You probably have no issues. If you were going to have problems they would have shown up in the super where there is less defense. The larva in the pan were probably tossed there by the bees as they removed them. You may want to check the brood area as tedlemay said, just for the experience while your hive is still relatively small.


----------



## Jamie D (May 25, 2012)

Keeping that plastic board there all the time in this heat I am not sure is the best idea, unless it was just to check for mites. I had some SHB and got the oil tray and it has really helped; last inspection, I didn't even see one inside. Just in the (oil) traps...along with a few nasty roaches. It works great.


----------



## hobknobhill (Jul 8, 2012)

Thanks Jamie D. 

I did take the plastic board out totally last week and they were still bearding on the front, and on one side a little.
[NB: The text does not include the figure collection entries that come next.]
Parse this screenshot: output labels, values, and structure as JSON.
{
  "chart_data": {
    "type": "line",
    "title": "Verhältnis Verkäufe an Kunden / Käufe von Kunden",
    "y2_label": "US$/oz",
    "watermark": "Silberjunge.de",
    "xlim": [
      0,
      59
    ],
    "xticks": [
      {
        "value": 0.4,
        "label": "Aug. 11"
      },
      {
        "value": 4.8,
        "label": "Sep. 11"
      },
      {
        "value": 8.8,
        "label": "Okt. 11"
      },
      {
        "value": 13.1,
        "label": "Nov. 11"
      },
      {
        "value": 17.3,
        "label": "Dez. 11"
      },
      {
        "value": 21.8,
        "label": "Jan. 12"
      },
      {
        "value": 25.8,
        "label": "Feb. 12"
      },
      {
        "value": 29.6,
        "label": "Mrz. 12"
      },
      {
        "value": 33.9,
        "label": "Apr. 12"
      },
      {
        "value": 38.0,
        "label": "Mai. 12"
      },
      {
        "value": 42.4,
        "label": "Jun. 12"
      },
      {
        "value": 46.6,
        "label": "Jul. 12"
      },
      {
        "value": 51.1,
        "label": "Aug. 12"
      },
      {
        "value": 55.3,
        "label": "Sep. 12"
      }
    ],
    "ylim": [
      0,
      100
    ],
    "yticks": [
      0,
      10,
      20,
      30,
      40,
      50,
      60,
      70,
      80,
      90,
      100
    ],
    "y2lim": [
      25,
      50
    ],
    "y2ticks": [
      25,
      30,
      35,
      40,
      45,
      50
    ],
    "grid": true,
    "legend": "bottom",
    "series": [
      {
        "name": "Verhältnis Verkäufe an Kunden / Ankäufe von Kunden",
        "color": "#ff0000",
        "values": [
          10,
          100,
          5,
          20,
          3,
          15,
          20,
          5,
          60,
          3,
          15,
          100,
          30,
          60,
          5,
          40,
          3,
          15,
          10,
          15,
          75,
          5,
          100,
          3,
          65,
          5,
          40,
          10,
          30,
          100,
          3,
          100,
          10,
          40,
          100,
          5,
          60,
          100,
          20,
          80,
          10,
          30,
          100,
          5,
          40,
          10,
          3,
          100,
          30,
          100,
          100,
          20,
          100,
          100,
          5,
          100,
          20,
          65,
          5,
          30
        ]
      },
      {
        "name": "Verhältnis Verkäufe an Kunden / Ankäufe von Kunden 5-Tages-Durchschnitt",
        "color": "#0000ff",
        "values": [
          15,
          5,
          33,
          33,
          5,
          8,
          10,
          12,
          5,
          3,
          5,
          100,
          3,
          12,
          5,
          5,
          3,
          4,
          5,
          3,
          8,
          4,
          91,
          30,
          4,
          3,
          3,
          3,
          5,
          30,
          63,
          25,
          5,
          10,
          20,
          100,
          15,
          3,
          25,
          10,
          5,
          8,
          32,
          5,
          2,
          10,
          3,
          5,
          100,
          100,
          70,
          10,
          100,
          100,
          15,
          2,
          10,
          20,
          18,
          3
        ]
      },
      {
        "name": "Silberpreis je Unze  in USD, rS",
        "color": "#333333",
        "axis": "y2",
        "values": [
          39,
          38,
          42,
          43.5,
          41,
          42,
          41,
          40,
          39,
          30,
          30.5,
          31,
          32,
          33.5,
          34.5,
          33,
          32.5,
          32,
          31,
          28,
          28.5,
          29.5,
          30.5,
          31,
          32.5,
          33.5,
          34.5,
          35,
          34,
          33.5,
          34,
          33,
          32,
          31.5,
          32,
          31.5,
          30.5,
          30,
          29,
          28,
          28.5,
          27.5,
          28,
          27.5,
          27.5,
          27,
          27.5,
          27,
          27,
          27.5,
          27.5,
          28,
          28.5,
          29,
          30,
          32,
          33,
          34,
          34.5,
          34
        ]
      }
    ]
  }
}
My father, who kept bees about 40 years ago suggested that the 2nd box might be full already since I checked on the 9th. Sure enough, I just got done checking tonight and that box was full. 

I took off the top super and checked quickly (hot day, thunder started, and rain--so unhappy bees) and the bottom super is full too. I didn't tear apart the whole hive to check all the frames. BUT, I didn't see any hive beetles tonight and with the plastic out of the bottom I don't know about larvae. Glad not to find beetles though. I did kill one moth and one ****roach that came out from between the two supers.

So, the hive now consists of screened bottom board, 2 deep supers, queen excluder, new medium super, top board, and cover.

By the way, the plastic under the screened bottom board is not a trap. It's just a piece of corrugated plastic with a little pull tab. Came with the screened bottom board.


----------



## hobknobhill (Jul 8, 2012)

I checked on the girls a few weeks ago and they never totally pulled out the comb on the top medium super so I took it off so they can maintain temp better for the winter. We've only had a week or so of really cold weather so far.

The 2 deep supers are loaded with bees, comb, honey, etc. And there are some hive beetles still. The bees did look like they were shunting them out or at least out of the way. I didn't pull everything apart to see how many there were, but I don't think there are a huge number. 

Should I do anything for the winter or just let the bees keep the HB in check themselves?


----------



## scorpionmain (Apr 17, 2012)

I wouldnt mess with them anymore until spring.


----------



## hobknobhill (Jul 8, 2012)

That's what I was thinking, but being new this year I wanted to make sure.


----------